Home | Redaksi | Advertisement | Kirim Naskah | Pedoman Pemberitaan Media Siber
Facebook RSS
42.825 views

Astagfirullah, Ada Syi'ar Kemusyrikan di Rakornas PKS?

MAKASSAR (voa-islam.com) – Liong (naga) dan Barongsai adalah tradisi wajib pada perayaan Imlek yang merupakan lambang kebahagiaan yang dipercaya bisa membawa keberuntungan (hoki), mengusir roh jahat dan menolak bala. Kini, tarian yang kental dengan keyakinan kemusyrikan dari negeri Cina itu ditampilkan dalam acara resmi Partai Keadilan Sejahtera (PKS) di Makassar yang dihadiri para petinggi partai dakwah.

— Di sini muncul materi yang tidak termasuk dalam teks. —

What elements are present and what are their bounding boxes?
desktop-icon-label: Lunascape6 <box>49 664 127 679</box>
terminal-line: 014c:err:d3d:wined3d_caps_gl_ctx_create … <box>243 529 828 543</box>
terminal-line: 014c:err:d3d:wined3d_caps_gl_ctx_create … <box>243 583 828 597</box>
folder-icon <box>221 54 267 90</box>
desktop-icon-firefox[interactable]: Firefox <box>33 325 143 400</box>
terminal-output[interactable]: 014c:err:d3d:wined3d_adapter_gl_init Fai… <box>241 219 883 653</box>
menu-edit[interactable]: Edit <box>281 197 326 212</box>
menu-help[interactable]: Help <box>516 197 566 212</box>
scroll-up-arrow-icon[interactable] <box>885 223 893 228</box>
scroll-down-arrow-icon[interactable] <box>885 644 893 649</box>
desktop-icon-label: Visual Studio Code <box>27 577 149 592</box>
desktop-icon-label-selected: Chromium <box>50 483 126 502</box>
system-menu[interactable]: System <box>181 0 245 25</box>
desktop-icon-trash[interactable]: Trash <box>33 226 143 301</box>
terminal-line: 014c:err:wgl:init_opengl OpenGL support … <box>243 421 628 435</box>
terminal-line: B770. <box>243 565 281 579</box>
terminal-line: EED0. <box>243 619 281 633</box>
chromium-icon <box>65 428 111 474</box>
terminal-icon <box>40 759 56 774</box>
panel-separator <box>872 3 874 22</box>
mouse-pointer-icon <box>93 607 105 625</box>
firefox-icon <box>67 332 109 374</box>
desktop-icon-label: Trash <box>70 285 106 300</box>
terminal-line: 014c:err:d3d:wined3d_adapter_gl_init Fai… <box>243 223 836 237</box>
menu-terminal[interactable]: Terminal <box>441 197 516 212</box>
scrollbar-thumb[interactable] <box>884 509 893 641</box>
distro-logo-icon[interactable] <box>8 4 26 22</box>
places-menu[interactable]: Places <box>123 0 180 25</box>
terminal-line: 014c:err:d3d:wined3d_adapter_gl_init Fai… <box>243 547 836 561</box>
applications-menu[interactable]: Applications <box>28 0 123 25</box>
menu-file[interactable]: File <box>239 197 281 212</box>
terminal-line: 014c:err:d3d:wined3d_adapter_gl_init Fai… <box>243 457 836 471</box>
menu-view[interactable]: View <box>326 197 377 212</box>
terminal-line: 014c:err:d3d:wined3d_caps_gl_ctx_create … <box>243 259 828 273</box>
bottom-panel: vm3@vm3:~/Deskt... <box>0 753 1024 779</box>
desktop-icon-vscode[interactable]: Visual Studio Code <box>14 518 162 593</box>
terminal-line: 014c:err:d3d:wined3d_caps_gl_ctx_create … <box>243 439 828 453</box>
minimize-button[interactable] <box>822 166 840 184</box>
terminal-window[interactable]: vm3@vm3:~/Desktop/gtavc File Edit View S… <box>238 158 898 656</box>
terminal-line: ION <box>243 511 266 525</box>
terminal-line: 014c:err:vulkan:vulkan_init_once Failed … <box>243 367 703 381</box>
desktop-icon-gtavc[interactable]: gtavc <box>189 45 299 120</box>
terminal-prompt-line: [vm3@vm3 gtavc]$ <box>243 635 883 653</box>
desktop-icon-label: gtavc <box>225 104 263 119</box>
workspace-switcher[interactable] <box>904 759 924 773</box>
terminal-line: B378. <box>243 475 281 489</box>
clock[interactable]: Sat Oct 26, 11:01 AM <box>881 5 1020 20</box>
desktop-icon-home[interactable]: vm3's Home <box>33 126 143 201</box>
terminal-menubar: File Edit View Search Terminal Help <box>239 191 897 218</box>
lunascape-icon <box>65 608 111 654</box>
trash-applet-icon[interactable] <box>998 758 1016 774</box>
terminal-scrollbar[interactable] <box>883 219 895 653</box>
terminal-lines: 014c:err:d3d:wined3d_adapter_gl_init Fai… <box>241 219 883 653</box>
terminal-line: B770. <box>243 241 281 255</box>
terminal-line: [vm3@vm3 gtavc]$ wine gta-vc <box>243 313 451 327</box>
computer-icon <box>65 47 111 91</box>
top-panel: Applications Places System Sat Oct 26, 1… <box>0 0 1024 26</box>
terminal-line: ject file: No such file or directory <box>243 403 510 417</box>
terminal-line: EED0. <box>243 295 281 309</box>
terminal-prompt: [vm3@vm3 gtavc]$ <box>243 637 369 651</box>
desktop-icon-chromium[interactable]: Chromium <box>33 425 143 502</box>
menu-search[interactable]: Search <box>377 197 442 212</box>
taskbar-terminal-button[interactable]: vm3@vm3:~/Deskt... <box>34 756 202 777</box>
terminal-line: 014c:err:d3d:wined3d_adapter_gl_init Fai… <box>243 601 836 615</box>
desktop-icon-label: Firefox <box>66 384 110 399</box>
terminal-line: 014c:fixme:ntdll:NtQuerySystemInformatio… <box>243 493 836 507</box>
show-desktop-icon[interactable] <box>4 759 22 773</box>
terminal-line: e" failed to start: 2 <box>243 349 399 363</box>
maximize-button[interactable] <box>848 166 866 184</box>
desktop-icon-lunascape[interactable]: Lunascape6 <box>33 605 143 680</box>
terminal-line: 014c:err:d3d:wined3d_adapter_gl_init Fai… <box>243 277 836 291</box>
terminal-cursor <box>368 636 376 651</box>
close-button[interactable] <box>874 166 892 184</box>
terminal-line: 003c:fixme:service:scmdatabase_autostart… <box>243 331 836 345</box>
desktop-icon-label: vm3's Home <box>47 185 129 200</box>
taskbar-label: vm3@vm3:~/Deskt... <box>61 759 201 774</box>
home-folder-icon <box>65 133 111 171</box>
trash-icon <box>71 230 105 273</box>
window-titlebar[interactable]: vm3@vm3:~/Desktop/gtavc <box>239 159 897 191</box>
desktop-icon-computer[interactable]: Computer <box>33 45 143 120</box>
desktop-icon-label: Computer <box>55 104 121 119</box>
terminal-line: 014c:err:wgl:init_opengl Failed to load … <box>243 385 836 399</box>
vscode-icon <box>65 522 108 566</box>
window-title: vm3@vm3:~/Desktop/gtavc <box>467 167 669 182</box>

Pembukaan Rapat Kerja Nasional (Rakornas) PKS di Clarion Hotel Makassar, Kamis (16/2/2012), dibuka dengan Barongsai, tarian khas Tionghoa. Panitia berkilah, tarian khas Tionghoa ini ditampilkan sebagai pengejawantahan slogan “Bekerja dalam Kebhinnekaan” yang menjadi tema Rakornas PKS.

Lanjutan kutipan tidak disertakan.